Permutable Primes and Compatible Primes

This post is about an open problems column by Gasarch-Gezalyn-Patrick so they can be considered co-authors on this post. The column is here.

Known: A permutable prime is a prime so that, no matter how you permute the digits, you get a prime.

The first 22 of them are: 

2, 3, 5, 7, 11, 13, 17, 31, 37, 71, 73, 79, 97, 113, 131, 199, 311, 337, 373, 733, 919, 991.

11 might seem like a silly example. However, all of the known  ones past 991 are just all 1's. Let \(R_n\) be the base 10 number which is represented by n 1's. 

The next three permutable primes are \(R_{23}\), \(R_{317}\), \(R_{1031}\). 

Those are all of the permutable primes that are known. The 2  conjecture is that there are 

(1) there are an infinite number of them

(2)  all those past 991 are of the form \(R_n\). 

There is more information and more conjectures about them in the open problems col pointed to above. 

I know of three online papers on permutable primes, see my website of them here.

New: A number n is a k-compatible (henceforth k-comp) prime if there are k permutations of n that are prime but not k+1 such permutations.

Examples:

a) 103 is 3-comp: 013, 031, 103 are  prime BUT 130, 310,301 are NOT prime.

b) 97 is 2-comp: 79 and 97 are prime and there are no other perms of 97.

c) 41 is 1-comp: 41 is prime BUT 14 is NOT prime. 

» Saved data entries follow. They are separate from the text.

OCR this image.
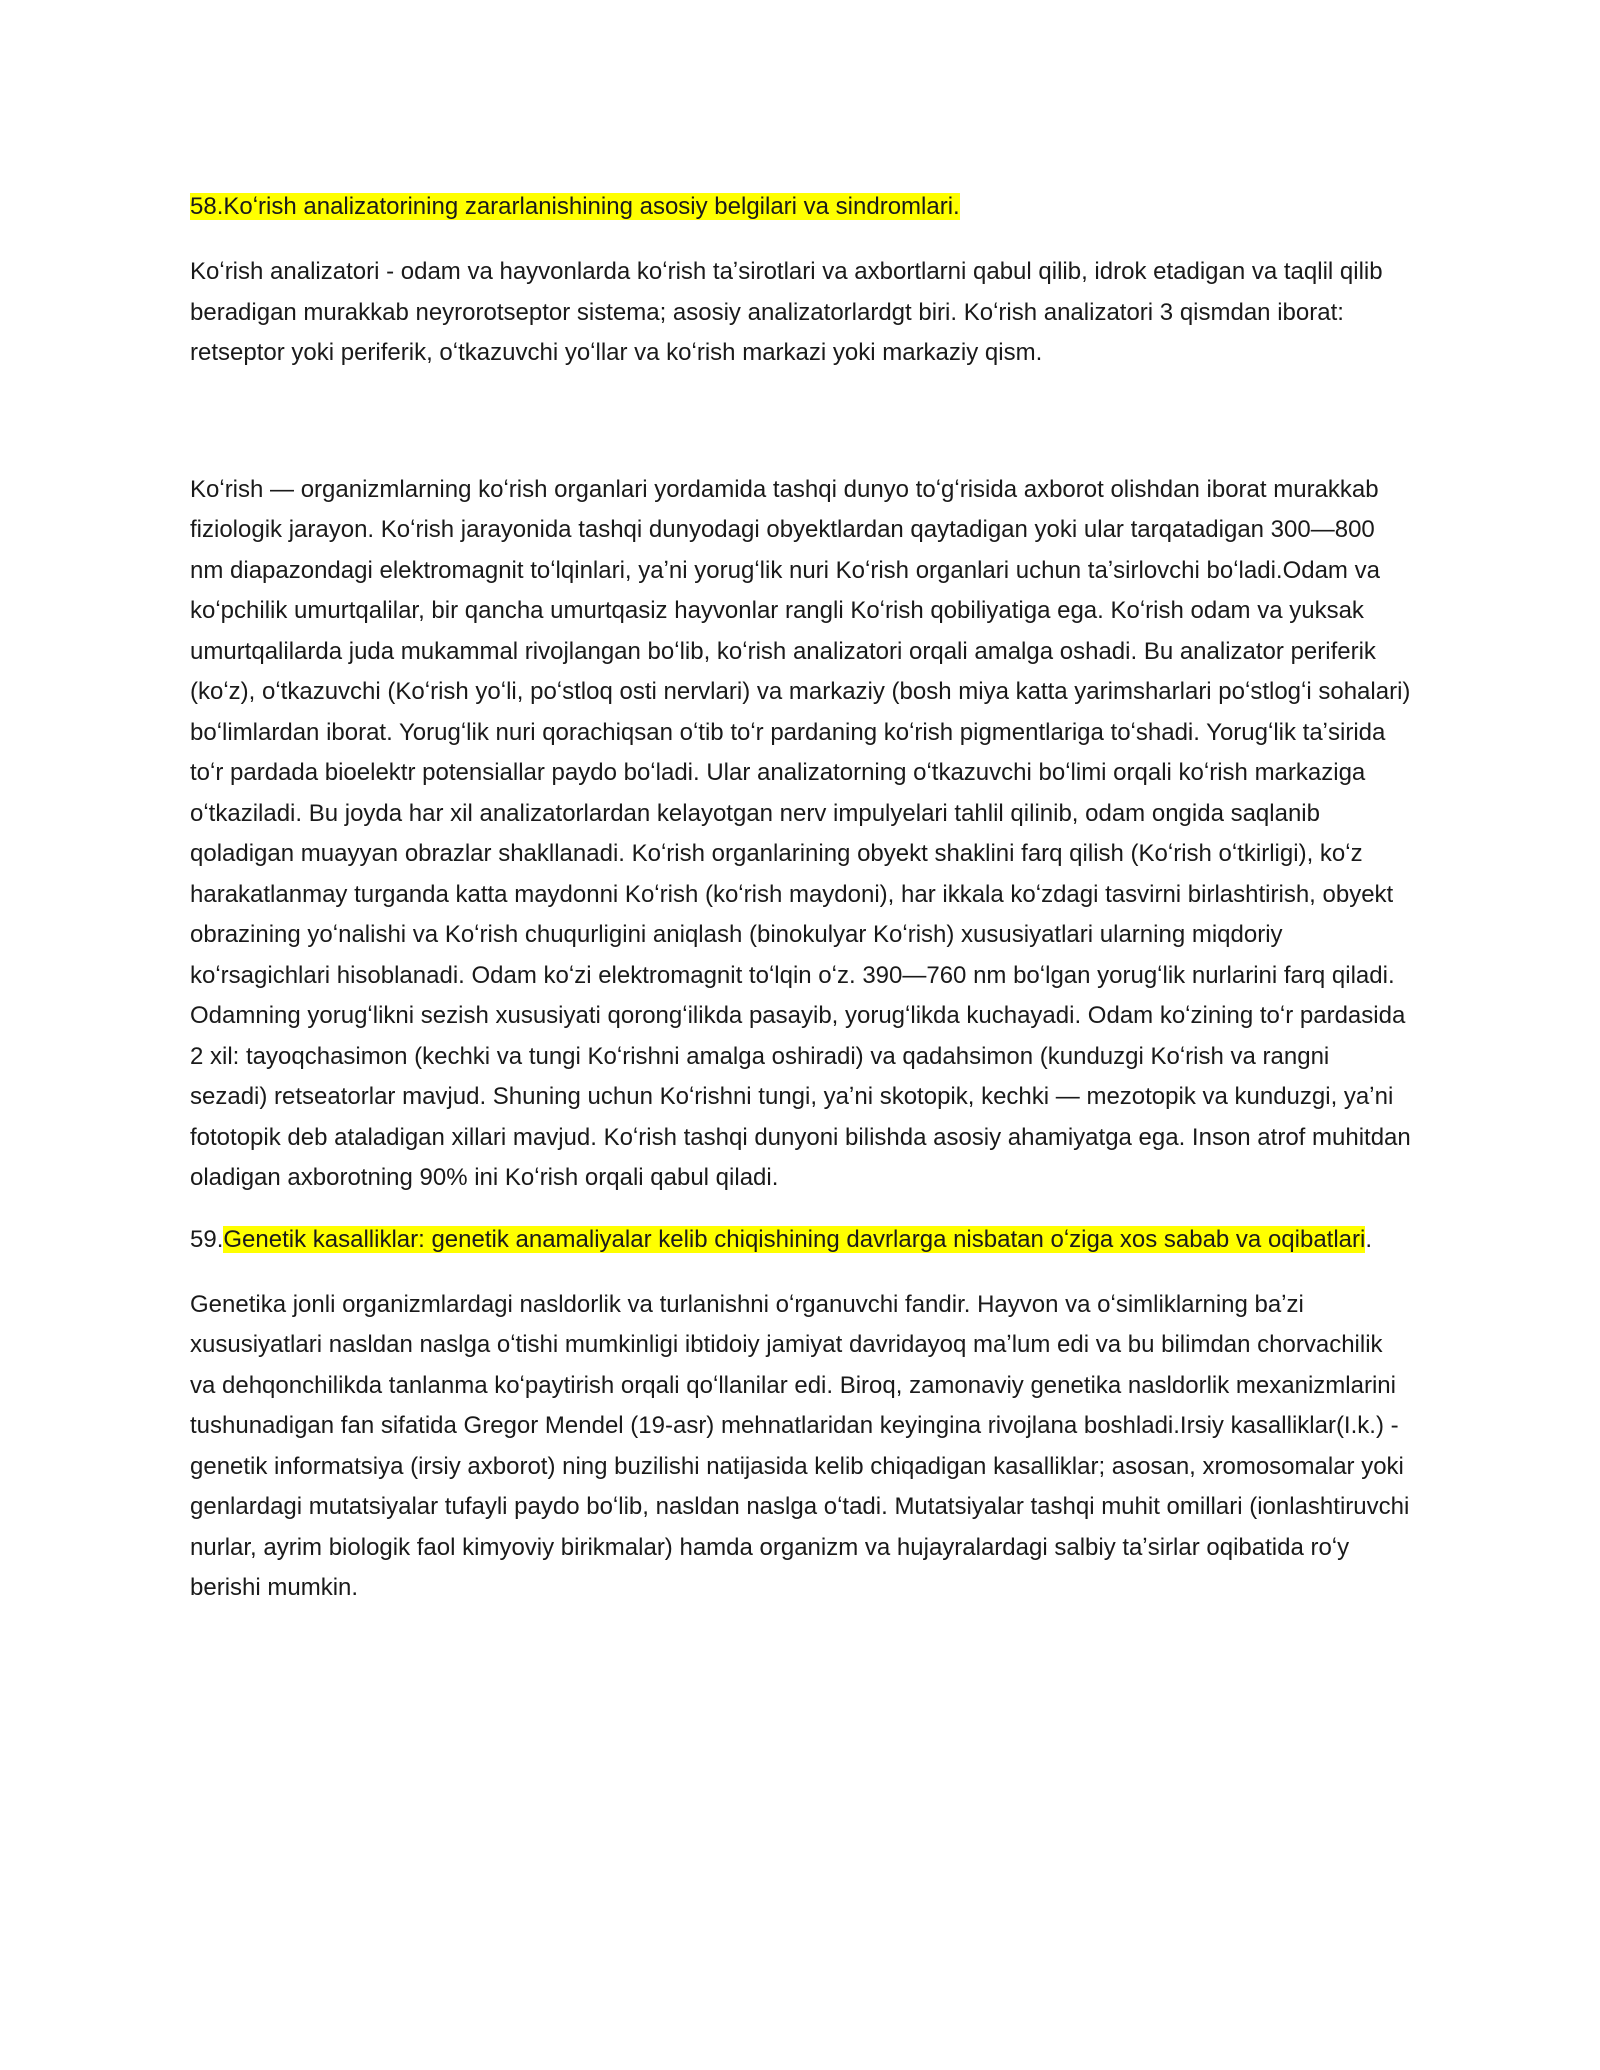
58.Koʻrish analizatorining zararlanishining asosiy belgilari va sindromlari.

Koʻrish analizatori - odam va hayvonlarda koʻrish taʼsirotlari va axbortlarni qabul qilib, idrok etadigan va taqlil qilib beradigan murakkab neyrorotseptor sistema; asosiy analizatorlardgt biri. Koʻrish analizatori 3 qismdan iborat: retseptor yoki periferik, oʻtkazuvchi yoʻllar va koʻrish markazi yoki markaziy qism.

Koʻrish — organizmlarning koʻrish organlari yordamida tashqi dunyo toʻgʻrisida axborot olishdan iborat murakkab fiziologik jarayon. Koʻrish jarayonida tashqi dunyodagi obyektlardan qaytadigan yoki ular tarqatadigan 300—800 nm diapazondagi elektromagnit toʻlqinlari, yaʼni yorugʻlik nuri Koʻrish organlari uchun taʼsirlovchi boʻladi.Odam va koʻpchilik umurtqalilar, bir qancha umurtqasiz hayvonlar rangli Koʻrish qobiliyatiga ega. Koʻrish odam va yuksak umurtqalilarda juda mukammal rivojlangan boʻlib, koʻrish analizatori orqali amalga oshadi. Bu analizator periferik (koʻz), oʻtkazuvchi (Koʻrish yoʻli, poʻstloq osti nervlari) va markaziy (bosh miya katta yarimsharlari poʻstlogʻi sohalari) boʻlimlardan iborat. Yorugʻlik nuri qorachiqsan oʻtib toʻr pardaning koʻrish pigmentlariga toʻshadi. Yorugʻlik taʼsirida toʻr pardada bioelektr potensiallar paydo boʻladi. Ular analizatorning oʻtkazuvchi boʻlimi orqali koʻrish markaziga oʻtkaziladi. Bu joyda har xil analizatorlardan kelayotgan nerv impulyelari tahlil qilinib, odam ongida saqlanib qoladigan muayyan obrazlar shakllanadi. Koʻrish organlarining obyekt shaklini farq qilish (Koʻrish oʻtkirligi), koʻz harakatlanmay turganda katta maydonni Koʻrish (koʻrish maydoni), har ikkala koʻzdagi tasvirni birlashtirish, obyekt obrazining yoʻnalishi va Koʻrish chuqurligini aniqlash (binokulyar Koʻrish) xususiyatlari ularning miqdoriy koʻrsagichlari hisoblanadi. Odam koʻzi elektromagnit toʻlqin oʻz. 390—760 nm boʻlgan yorugʻlik nurlarini farq qiladi. Odamning yorugʻlikni sezish xususiyati qorongʻilikda pasayib, yorugʻlikda kuchayadi. Odam koʻzining toʻr pardasida 2 xil: tayoqchasimon (kechki va tungi Koʻrishni amalga oshiradi) va qadahsimon (kunduzgi Koʻrish va rangni sezadi) retseatorlar mavjud. Shuning uchun Koʻrishni tungi, yaʼni skotopik, kechki — mezotopik va kunduzgi, yaʼni fototopik deb ataladigan xillari mavjud. Koʻrish tashqi dunyoni bilishda asosiy ahamiyatga ega. Inson atrof muhitdan oladigan axborotning 90% ini Koʻrish orqali qabul qiladi.

59.Genetik kasalliklar: genetik anamaliyalar kelib chiqishining davrlarga nisbatan oʻziga xos sabab va oqibatlari.

Genetika jonli organizmlardagi nasldorlik va turlanishni oʻrganuvchi fandir. Hayvon va oʻsimliklarning baʼzi xususiyatlari nasldan naslga oʻtishi mumkinligi ibtidoiy jamiyat davridayoq maʼlum edi va bu bilimdan chorvachilik va dehqonchilikda tanlanma koʻpaytirish orqali qoʻllanilar edi. Biroq, zamonaviy genetika nasldorlik mexanizmlarini tushunadigan fan sifatida Gregor Mendel (19-asr) mehnatlaridan keyingina rivojlana boshladi.Irsiy kasalliklar(I.k.) - genetik informatsiya (irsiy axborot) ning buzilishi natijasida kelib chiqadigan kasalliklar; asosan, xromosomalar yoki genlardagi mutatsiyalar tufayli paydo boʻlib, nasldan naslga oʻtadi. Mutatsiyalar tashqi muhit omillari (ionlashtiruvchi nurlar, ayrim biologik faol kimyoviy birikmalar) hamda organizm va hujayralardagi salbiy taʼsirlar oqibatida roʻy berishi mumkin.
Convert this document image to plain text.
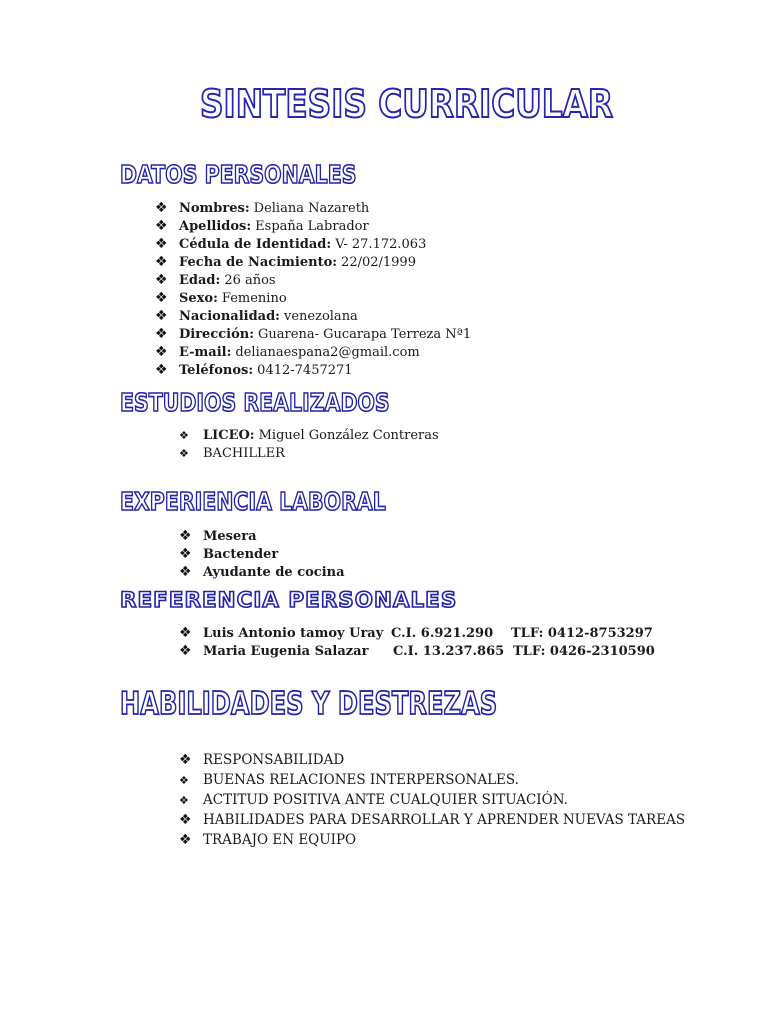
SINTESIS CURRICULAR
DATOS PERSONALES
❖ Nombres: Deliana Nazareth
❖ Apellidos: España Labrador
❖ Cédula de Identidad: V- 27.172.063
❖ Fecha de Nacimiento: 22/02/1999
❖ Edad: 26 años
❖ Sexo: Femenino
❖ Nacionalidad: venezolana
❖ Dirección: Guarena- Gucarapa Terreza Nª1
❖ E-mail: delianaespana2@gmail.com
❖ Teléfonos: 0412-7457271
ESTUDIOS REALIZADOS
❖	LICEO: Miguel González Contreras
❖	BACHILLER
EXPERIENCIA LABORAL
❖ Mesera
❖ Bactender
❖ Ayudante de cocina
REFERENCIA PERSONALES
❖ Luis Antonio tamoy Uray C.I. 6.921.290	TLF: 0412-8753297
❖ Maria Eugenia Salazar	C.I. 13.237.865 TLF: 0426-2310590
HABILIDADES Y DESTREZAS
❖ RESPONSABILIDAD
❖	BUENAS RELACIONES INTERPERSONALES.
❖	ACTITUD POSITIVA ANTE CUALQUIER SITUACIÓN.
❖ HABILIDADES PARA DESARROLLAR Y APRENDER NUEVAS TAREAS
❖ TRABAJO EN EQUIPO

We have some (though not much) empirical data that suggests the following. Fix L, the length of numbers being considered. If you look at L-length primes that are 1-comp, 2-comp, etc the number of them will (with some exceptions)  first increase then (with some exceptions) decrease, though past k=L/2 (actually smaller) the are no L-length, k-comp primes. 

For rigorous conjectures and more information  see the paper pointed to above.